Me quedé mirándolo convencido de que todavía soñaba.

—Del blanco, Derfel —dijo en tono ansioso—, del que se desmigaja. No de ese amarillo y duro. No puedo soportar el queso duro de color amarillo.

Se había puesto en pie dentro del pozo y me miraba con expresión seria, con la capa colgándole de un hombro a modo de mantón.

—¿Señor? —dije con un hilo de voz.

—Queso, Derfel. ¿No me has oído? Me muero por un poco de queso. Trajimos un poco, envuelto en lino. ¿Y dónde está mi vara? ¡Se echa uno una siestecilla y al punto le roban la vara! ¿Es que no hay honradez en este perro mundo? Ni queso, ni honradez, ni vara.

—¡Señor!

—Deja de gritarme, Derfel. Sólo tengo hambre, no estoy sordo.

—¡Ay, señor!

—¡Ahora lloras! No soporto los lloriqueos.

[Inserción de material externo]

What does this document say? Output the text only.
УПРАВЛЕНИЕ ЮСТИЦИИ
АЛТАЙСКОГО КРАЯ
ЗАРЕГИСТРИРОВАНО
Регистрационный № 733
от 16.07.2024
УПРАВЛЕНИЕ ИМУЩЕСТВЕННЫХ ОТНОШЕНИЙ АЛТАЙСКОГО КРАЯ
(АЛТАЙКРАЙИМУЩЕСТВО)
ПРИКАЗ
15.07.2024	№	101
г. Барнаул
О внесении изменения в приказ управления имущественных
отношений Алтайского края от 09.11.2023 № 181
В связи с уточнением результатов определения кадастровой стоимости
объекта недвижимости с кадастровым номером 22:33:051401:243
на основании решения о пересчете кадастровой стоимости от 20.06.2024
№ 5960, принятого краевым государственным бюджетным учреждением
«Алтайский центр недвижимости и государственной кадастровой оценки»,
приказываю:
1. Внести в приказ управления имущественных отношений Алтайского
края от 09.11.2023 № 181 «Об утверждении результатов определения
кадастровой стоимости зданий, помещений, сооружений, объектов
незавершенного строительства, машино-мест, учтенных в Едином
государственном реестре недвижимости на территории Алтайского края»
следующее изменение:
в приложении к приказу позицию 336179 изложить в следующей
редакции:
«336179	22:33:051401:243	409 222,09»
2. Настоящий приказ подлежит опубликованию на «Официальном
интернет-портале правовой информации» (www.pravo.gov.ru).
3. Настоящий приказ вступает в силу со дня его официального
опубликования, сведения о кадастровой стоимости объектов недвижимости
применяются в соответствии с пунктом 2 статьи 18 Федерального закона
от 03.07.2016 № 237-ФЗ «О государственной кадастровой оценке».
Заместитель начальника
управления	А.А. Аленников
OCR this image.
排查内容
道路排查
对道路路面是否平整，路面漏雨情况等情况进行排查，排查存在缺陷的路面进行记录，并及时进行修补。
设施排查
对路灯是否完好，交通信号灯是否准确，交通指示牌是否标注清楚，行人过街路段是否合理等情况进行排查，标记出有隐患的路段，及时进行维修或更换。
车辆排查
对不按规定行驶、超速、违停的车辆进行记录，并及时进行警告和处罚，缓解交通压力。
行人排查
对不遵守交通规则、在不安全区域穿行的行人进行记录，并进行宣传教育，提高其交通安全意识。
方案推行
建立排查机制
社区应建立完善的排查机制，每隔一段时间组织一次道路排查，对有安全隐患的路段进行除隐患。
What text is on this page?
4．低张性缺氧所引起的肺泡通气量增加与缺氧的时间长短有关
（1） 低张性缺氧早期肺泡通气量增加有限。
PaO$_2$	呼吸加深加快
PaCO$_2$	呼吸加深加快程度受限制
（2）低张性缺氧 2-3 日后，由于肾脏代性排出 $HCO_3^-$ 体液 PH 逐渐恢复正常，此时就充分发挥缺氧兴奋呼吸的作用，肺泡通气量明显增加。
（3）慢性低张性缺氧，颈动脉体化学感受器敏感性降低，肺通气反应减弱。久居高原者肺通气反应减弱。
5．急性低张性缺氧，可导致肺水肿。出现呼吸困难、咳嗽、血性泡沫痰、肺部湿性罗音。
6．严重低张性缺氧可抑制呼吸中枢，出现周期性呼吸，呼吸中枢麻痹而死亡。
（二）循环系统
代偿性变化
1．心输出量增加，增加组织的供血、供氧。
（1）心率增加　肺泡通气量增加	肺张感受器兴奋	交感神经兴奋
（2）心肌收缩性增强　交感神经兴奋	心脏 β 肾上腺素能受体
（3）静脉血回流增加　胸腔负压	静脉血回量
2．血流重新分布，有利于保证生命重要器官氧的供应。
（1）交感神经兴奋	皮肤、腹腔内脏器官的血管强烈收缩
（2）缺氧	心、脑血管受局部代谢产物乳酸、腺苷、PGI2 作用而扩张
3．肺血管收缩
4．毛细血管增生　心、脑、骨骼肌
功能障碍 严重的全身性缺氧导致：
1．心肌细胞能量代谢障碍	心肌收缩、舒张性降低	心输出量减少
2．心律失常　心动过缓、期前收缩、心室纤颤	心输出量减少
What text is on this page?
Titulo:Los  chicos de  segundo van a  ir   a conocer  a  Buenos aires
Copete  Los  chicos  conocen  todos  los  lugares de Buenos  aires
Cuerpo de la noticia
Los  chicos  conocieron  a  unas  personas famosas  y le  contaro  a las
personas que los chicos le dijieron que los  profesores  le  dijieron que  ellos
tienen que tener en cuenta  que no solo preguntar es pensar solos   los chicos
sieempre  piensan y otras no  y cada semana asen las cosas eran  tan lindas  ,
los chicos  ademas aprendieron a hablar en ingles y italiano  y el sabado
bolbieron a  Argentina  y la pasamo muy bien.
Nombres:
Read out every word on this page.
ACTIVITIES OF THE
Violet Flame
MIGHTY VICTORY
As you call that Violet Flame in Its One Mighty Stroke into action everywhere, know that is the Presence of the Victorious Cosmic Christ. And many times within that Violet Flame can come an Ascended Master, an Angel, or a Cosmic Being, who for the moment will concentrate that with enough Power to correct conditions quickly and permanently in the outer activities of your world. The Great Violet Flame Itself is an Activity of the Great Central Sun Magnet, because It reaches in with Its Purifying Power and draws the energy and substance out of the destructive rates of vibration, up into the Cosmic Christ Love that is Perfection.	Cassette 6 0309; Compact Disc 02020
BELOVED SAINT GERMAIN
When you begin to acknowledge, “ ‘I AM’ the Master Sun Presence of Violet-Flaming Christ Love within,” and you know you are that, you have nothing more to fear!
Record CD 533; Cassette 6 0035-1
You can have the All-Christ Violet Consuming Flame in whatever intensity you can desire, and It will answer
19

Lo único que pido es un bocado de queso y tú empiezas a berrear como un mocoso. Ah, aquí está mi báculo. Bien. —De un tirón, lo cogió del lado de Nimue y lo usó a modo de bastón para salir del pozo. Los otros lanceros se habían despertado y lo miraban boquiabiertos. Nimue se levantó y oí que Ceinwyn daba un respingo—. Veo, Derfel —dijo mientras revolvía entre los bultos en busca del queso—, que nos has metido en una ratonera. Estamos rodeados, ¿no?

—Sí, señor.

—¿Y nos superan en número?

—Así es, señor.

—¡Clama al cielo, Derfel! ¿Y te atreves a llamarte señor de guerreros? ¡Queso! Aquí está. Sabía que teníamos un poco. Magnífico.

—La olla, señor —dije señalando al pozo trémulamente. Quería saber si la olla había obrado un milagro, pero estaba tan confuso entre la perplejidad y el alivio que no atinaba a hilar las palabras.

—Una hermosa olla, Derfel. Ancha y profunda, con todas las cualidades deseables en una olla. —Mordió un buen pedazo de queso—. ¡Qué hambre tengo! —Dio otro mordisco, se acomodó entre las rocas y nos sonrió espléndidamente—. ¡Rodeados por un ejército más numeroso! ¡Bien, bien! ¿Y ahora qué? —Engulló el queso que quedaba de un bocado y se sacudió las migajas de las manos. Dedicó una cálida sonrisa a Ceinwyn y tendió su largo brazo hacia Nimue—. ¿Todo va bien? —le preguntó.